A priori ça ne l’intéresse pas. L’impact du conseil prodigué par le vendeur est par conséquent bien plus fort dans ce métier que dans d’autres. Si le dirigeant satisfait à ce critère, la partie est presque gagnée. « Un bon vendeur verra que les produits sont simples à vendre », constate le directeur du développement. Lorsqu’on ne vient pas d’un métier de la vente, rien de tel qu’une mise en situation pour évaluer ses capacités. « Quand une personne vient nous voir en vue d’ouvrir une franchise, nous l’envoyons 15 jours ou trois semaines en immersion dans un magasin », explique le directeur. « Il prend la place du vendeur et on voit comment ça se passe. Une personne qui aime le contact aime ce métier. En revanche, les hyperactifs nés doivent bien réfléchir avant de choisir de vendre de la literie. Dans ce métier, il faut être prêt à attendre… Moralement, ça peut se révéler compliqué. Parfois, il ne verra qu’un ou deux clients dans la journée », explique Dominique Chartrou. « En revanche, quand un client entre, c’est pour acheter. Cette épreuve de solitude ne sera que provisoire, notamment lorsque le franchisé envisage d’ouvrir plusieurs franchises, ce qui est le cas de la plupart de nos partenaires. Le second point essentiel que doit satisfaire l’entrepreneur consiste à trouver des locaux bien placés. Enfin, il doit bien maîtriser sa masse salariale. »

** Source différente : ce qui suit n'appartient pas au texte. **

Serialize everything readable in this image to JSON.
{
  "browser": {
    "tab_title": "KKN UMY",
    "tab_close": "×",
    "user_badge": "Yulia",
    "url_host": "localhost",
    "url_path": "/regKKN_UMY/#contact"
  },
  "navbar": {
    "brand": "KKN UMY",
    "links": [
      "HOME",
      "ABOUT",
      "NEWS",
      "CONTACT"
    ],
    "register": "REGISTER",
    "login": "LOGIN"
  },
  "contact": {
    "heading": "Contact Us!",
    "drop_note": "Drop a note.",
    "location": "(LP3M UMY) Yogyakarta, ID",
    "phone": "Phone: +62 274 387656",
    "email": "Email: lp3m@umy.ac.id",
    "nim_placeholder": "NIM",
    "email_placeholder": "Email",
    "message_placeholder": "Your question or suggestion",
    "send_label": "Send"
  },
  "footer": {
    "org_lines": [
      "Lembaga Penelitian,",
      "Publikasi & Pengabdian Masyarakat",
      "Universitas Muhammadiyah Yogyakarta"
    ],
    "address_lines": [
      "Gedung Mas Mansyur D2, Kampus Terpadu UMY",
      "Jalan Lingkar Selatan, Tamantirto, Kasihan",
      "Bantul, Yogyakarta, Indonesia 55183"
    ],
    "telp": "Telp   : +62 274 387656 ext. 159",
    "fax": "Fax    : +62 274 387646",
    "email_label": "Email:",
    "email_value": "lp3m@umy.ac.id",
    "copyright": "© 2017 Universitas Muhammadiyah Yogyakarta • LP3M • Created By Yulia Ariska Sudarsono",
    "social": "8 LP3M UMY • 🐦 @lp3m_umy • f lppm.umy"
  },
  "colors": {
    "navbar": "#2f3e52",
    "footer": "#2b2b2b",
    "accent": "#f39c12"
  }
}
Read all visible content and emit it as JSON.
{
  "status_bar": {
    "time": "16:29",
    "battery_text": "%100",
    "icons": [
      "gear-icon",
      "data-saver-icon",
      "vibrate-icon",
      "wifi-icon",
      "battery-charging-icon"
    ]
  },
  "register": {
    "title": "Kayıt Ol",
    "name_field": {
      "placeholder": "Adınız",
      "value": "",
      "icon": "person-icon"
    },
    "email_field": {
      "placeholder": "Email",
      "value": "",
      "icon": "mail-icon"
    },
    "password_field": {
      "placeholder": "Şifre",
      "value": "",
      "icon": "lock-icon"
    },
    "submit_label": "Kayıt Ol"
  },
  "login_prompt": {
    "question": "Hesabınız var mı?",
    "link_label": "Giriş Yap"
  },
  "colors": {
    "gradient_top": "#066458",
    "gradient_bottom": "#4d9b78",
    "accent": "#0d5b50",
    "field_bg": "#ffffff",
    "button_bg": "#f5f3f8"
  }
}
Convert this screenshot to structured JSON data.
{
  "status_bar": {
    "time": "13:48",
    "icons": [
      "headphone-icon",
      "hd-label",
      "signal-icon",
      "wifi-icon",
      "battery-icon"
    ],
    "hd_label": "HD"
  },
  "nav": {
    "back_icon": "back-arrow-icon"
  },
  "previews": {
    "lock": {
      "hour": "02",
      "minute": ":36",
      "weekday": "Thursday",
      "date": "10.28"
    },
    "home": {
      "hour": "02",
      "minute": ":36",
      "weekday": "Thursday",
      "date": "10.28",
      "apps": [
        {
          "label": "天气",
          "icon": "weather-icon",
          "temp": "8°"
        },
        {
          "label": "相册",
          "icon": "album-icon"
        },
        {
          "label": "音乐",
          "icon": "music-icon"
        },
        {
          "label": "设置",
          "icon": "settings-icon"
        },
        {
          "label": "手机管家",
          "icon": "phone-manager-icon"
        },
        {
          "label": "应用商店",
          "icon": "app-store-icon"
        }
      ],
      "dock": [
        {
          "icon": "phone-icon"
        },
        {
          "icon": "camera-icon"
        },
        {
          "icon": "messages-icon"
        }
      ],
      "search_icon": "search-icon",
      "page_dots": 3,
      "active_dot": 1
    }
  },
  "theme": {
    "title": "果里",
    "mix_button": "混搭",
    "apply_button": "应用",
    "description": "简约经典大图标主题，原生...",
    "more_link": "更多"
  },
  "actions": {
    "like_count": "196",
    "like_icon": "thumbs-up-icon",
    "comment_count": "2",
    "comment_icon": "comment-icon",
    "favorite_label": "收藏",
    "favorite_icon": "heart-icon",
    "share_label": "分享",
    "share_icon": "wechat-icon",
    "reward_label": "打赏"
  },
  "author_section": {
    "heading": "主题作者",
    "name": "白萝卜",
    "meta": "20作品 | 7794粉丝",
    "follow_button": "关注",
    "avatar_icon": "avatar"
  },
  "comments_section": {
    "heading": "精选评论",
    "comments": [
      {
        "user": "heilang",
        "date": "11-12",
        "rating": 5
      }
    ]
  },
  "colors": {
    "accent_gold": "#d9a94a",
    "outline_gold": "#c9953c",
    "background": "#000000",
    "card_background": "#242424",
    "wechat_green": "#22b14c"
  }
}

Une exclusivité territoriale pour favoriser la multifranchise

Le concept du spécialiste de la literie est idéal pour les entrepreneurs qui visent la multifranchise. Règle : « Nous leur réservons l’exclusivité sur leur territoire pendant deux ou trois ans. Durant cette période, nous n’implantons pas d’autre franchise sur sa zone d’exclusivité. » Le montant de l’investissement initial reste modéré : le franchisé doit compter entre 120 000 et 200 000 euros pour une surface de 350 m2. Le chiffre d’affaires n’est pas toujours proportionnel à la taille de la ville d’implantation. Certains magasins de petites villes font un CA important, c’est le cas à Vitré (35) où la boutique La Compagnie du lit réalise un CA de 800 000 euros ! « Nous accompagnons les franchisés de A à Z : recherche des locaux, formation, marketing, visite d’usines, sourcing… », explique Dominique Chartrou. L’enseigne travaille avec un réseau de partenaires et négoce avec les fournisseurs. Le franchisé n’a plus qu’à passer ses commandes et accueillir les clients. La Compagnie du Lit souhaite aujourd’hui se développer dans la région Centre (Bourges, Limoges ou Châteauroux), dans l’Est (Besançon, Colmar, Mulhouse) et en Bretagne (Quimper et Brest). La marque reste opportuniste et ne ferme aucune porte. La demande existe et la marque ne couvre à ce jour que 39 % de la population. De quoi faire de beaux rêves sur une belle literie.